Au début de la dernière semaine du projet, j’avais perdu 29 lb et le tiers de ma masse grasse. Et je n’étais pas du tout près d’avoir des abdos découpés. Les dernières nuits avant la séance photo finale, j’avais du mal à dormir. Au lieu de me reposer, je passais le temps avec mon téléphone et suis tombé sur les vidéos de transformation physique qui avaient déclenché ma fascination. J’ai essayé de regarder quelques vidéos avant de rester de nouveau allongé les yeux ouverts dans le noir. J’ai pensé aux commentaires qu’il y aurait inévitablement sur cet article. Je m’inquiétais des trolls qui se moqueraient de mon physique et des pseudo-entraîneurs qui m’expliqueraient comment j’aurais pu faire mieux. J’ai pensé à l’équipe de chez Bang qui m’a aidé tout au long du projet et craignait que mon projet donne une mauvaise image au gym. Je n’avais rien de positif à dire à propos de l’image de soi ou de la mise en forme. Le projet avait été difficile au début et avait continué à être difficile jusqu’à la fin. Je n’avais même pas atteint mon objectif et je ne pensais pas que ça en valait le coût.

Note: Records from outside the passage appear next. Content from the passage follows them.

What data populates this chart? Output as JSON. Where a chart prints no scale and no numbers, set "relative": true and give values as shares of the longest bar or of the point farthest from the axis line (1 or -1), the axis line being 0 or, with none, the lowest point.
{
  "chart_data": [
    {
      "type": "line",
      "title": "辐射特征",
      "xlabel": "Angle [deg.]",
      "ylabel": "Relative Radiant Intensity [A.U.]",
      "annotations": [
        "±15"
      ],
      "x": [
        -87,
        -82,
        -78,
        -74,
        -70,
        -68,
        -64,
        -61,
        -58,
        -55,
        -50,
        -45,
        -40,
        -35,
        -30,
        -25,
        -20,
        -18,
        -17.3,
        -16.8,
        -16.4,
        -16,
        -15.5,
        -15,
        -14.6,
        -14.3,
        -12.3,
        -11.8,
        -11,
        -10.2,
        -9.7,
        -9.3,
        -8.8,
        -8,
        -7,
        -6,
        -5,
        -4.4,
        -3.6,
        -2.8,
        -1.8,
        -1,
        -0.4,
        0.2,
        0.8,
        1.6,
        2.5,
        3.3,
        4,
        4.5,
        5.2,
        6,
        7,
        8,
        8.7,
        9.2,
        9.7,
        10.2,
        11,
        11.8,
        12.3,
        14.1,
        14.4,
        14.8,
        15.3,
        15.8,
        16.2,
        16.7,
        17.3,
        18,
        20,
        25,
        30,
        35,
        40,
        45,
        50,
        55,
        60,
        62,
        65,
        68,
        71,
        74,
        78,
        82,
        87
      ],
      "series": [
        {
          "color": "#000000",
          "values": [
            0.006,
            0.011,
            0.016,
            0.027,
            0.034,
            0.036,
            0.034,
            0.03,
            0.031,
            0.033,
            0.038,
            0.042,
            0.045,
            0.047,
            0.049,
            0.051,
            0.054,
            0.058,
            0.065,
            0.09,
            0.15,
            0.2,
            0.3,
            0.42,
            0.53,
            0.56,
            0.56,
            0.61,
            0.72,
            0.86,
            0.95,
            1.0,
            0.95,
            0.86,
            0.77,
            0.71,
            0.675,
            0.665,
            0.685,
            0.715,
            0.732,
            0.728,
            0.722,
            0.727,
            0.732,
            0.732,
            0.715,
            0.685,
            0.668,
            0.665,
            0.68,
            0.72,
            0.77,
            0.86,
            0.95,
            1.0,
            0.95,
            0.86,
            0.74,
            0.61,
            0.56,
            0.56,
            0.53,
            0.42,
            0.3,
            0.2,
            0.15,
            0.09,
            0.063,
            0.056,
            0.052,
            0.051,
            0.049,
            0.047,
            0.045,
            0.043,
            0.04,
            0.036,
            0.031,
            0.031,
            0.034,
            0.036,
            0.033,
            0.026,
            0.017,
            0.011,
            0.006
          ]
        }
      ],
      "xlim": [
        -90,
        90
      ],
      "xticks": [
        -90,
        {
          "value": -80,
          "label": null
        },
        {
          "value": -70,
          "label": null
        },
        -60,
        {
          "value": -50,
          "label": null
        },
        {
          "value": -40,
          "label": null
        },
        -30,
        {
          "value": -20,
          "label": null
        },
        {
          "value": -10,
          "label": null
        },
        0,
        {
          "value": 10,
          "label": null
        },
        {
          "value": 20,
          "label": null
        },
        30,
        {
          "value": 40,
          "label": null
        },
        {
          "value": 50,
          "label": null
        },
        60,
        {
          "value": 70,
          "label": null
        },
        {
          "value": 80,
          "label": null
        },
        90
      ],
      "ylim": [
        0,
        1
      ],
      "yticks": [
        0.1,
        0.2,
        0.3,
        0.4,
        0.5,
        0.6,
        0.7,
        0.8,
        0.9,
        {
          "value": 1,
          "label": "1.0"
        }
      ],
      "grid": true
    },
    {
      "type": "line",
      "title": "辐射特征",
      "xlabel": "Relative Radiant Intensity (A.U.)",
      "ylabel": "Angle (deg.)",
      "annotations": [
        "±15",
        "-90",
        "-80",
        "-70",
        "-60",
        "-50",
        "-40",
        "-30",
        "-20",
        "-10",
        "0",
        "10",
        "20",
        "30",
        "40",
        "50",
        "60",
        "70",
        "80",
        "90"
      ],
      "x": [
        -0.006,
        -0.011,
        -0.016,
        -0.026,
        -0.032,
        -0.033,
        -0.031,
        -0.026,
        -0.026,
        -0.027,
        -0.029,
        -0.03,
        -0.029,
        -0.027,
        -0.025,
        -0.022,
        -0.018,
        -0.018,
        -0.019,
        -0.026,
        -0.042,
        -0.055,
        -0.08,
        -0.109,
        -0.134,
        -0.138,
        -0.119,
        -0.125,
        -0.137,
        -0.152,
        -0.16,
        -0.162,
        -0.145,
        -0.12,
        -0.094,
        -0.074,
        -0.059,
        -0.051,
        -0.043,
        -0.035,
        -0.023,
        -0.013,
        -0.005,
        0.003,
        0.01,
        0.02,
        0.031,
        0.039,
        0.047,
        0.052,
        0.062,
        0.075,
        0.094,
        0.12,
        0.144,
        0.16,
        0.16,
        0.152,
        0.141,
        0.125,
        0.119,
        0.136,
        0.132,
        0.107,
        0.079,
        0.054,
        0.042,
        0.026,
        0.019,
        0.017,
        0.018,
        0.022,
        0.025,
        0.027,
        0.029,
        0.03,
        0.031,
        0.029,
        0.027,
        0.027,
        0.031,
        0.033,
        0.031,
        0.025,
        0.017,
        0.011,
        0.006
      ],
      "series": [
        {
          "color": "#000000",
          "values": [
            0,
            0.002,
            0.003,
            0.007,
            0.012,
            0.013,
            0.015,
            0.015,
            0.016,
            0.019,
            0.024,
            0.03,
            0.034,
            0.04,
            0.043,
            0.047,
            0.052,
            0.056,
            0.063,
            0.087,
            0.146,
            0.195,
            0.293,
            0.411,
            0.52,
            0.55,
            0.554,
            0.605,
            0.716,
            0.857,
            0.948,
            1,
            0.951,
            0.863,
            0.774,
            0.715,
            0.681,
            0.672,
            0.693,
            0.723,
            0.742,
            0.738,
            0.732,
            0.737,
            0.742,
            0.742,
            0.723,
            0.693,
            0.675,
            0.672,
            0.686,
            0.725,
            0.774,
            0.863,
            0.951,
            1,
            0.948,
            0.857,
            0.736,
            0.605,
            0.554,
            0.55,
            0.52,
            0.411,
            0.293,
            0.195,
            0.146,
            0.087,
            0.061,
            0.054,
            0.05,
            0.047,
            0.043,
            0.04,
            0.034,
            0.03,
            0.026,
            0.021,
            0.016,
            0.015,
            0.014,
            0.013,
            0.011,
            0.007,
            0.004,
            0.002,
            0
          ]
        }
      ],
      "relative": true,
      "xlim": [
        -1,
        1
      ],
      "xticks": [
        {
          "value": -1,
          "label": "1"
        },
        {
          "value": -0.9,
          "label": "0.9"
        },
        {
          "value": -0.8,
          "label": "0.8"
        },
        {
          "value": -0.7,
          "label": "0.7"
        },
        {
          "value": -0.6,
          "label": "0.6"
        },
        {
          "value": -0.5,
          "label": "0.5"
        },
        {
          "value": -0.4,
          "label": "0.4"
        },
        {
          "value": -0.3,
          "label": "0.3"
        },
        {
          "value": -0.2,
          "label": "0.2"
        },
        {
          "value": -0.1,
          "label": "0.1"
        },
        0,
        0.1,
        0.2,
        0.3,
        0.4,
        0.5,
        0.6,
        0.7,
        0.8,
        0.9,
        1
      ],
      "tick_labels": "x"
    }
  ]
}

À la dernière rencontre avec Geoff, il m’a demandé si j’avais obtenu ce que je voulais. J’ai essayé de prendre un air satisfait, mais la négativité transparaissait. Puis j’ai dénigré avec plusieurs jurons les médias pour la fausse réalité qu’ils présentent et qualifié Chris Pratt de fils de pute. Geoff a ri et m’a donné quelques conseils : les gens pensent que les transformations physiques sont un remède au malheur, mais ce n’en est pas. Mais, même sans les abdos découpés, une perte de masse grasse comme celle que j’avais accomplie, ça reste pour beaucoup de gens à l’état de projet jamais réalisé. J’avais fait de grands progrès et je pouvais en être fier. Quand je suis sorti de son bureau, il m’a tapé fort sur l’épaule et donné un biscuit protéiné. Je l’avais mérité, a-t-il dit.

Le lendemain, c’était la séance photo « après ». Nicole, la photographe, a tout fait pour que je paraisse le mieux possible. En contraste avec le thème des amuse-gueule de la première séance, on a apporté des légumes avec lesquels je poserais. Avant que l’assistant installe son matériel d’éclairage, il s’est enfilé un trio quart de livre avec une Kit Kat. Dans l’odeur persistante de fast-food, j’ai fait des push-up en me concentrant sur ce qu’a dit Geoff. Dans une heure, le projet serait terminé. Quand enfin la séance photo a commencé, j’ai pris des poses en sous-vêtement et fait ressortir mes muscles sous les flashs de l’appareil photo. Après, j’ai regardé les photos. Pas mal. Je me suis senti OK.

Photos « avant » et « après » : Nicole Bazuin.